LAS VEGAS--Critical communications provider M/A-COM unveiled an IP-based network solution designed to let public-safety entities leverage existing communications systems -- even disparate technologies operating at different frequencies -- while providing a clear migration path to future feature-rich technologies.

Known as VIDA (Voice, Interoperability, Data and Access), the new offering integrates voice and high-speed data capability over an IP network that provides unprecedented flexibility, according to John Vaughan, M/A-COM's vice president and general manager.

By converting all voice to packets before transmitting over the IP backbone, M/A-COM's solution enables seamless interoperability between voice networks as different as an older VHF analog system and a state-of-the-art 800 MHz digital solution, Vaughan said.

"Once the VIDA system has your packets, you can talk to anyone on any network, regardless of type, network or manufacturer," he said.

In addition to the public safety-grade voice-over-IP that is the trademark of M/A-COM's OpenSky and P25IP solutions, VIDA includes enhancements to the data capabilities offered in the company's solutions. Using existing voice base stations, the solution can upgrade data rates from 19.2 Kb/s to 32 Kb/s, Vaughan said.

Further upgrades are available for high speed (up to 100 Kb/s), wideband (100 to 400 Kb/s) and broadband (greater than 1 Mb/s), Vaughan said. However, the ability to realize these speeds is based on proximity to a cell site -- data rates decrease as users travel further away from a tower, creating the need to pay for more network nodes to achieve consistent data speeds throughout the network, he said.

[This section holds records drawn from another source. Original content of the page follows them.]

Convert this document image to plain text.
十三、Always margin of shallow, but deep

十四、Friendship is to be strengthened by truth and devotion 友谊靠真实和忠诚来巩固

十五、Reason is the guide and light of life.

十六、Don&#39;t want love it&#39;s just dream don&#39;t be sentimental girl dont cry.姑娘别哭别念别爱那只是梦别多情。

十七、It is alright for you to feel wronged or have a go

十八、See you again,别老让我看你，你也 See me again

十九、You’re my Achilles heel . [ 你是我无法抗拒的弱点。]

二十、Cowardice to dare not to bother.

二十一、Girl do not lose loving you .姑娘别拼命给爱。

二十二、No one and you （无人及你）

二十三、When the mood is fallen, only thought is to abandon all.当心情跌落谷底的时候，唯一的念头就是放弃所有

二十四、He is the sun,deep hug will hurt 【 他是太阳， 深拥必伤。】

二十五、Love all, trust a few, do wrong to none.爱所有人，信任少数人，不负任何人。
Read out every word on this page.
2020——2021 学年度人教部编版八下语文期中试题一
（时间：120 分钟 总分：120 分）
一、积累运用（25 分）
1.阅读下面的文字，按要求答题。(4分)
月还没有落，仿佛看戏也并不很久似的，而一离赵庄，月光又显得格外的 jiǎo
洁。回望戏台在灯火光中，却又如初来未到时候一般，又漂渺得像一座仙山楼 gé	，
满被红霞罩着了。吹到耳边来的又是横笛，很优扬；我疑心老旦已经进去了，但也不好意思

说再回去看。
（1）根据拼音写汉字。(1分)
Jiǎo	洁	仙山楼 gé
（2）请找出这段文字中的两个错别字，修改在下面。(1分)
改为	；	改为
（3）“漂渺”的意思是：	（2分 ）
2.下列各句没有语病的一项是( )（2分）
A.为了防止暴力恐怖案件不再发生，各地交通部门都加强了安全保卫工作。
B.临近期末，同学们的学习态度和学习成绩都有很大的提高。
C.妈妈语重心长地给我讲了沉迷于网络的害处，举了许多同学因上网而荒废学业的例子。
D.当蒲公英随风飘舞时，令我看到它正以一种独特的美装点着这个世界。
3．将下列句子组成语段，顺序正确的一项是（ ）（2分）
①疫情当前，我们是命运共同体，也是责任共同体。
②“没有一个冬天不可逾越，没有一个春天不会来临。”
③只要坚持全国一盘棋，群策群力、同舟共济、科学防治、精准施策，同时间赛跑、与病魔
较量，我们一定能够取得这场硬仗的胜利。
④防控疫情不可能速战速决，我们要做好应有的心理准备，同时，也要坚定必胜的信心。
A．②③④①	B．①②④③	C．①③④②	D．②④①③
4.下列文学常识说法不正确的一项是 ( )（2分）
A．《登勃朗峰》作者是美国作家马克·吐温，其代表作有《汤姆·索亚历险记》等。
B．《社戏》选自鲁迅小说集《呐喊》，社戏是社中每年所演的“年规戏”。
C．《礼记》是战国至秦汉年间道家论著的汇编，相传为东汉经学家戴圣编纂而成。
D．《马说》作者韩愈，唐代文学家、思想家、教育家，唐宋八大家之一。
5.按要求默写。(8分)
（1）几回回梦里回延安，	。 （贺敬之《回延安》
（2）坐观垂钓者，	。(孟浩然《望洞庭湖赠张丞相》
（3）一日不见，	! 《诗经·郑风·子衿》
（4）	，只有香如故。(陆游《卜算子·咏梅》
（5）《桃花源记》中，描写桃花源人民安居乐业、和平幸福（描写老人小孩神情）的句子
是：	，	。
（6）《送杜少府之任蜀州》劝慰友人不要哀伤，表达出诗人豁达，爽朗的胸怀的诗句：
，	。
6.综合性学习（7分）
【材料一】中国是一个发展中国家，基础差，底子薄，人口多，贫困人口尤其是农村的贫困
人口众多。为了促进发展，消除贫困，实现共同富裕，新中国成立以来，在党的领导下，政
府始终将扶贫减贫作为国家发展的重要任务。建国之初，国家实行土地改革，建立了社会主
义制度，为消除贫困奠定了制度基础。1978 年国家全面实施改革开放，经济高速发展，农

Using IP technology lets public-safety entities enjoy the economic benefits of Moore's Law when replacing or upgrading fundamental network components such as routers and servers, Vaughan said. It also allows network designers to use the best system for a given area -- whether that decision is based on economics or the geographical environment -- while investing in an IP infrastructure that should maintain its value in the next generation of communications, he said.

"In the past, [a given radio solution] was one size fits all, whether you were in an urban or rural environment," Vaughan said. "If you have a VIDA network, you can mix and match. ... It is fundamentally a more spectrally efficient solution, because you can use all of your frequencies."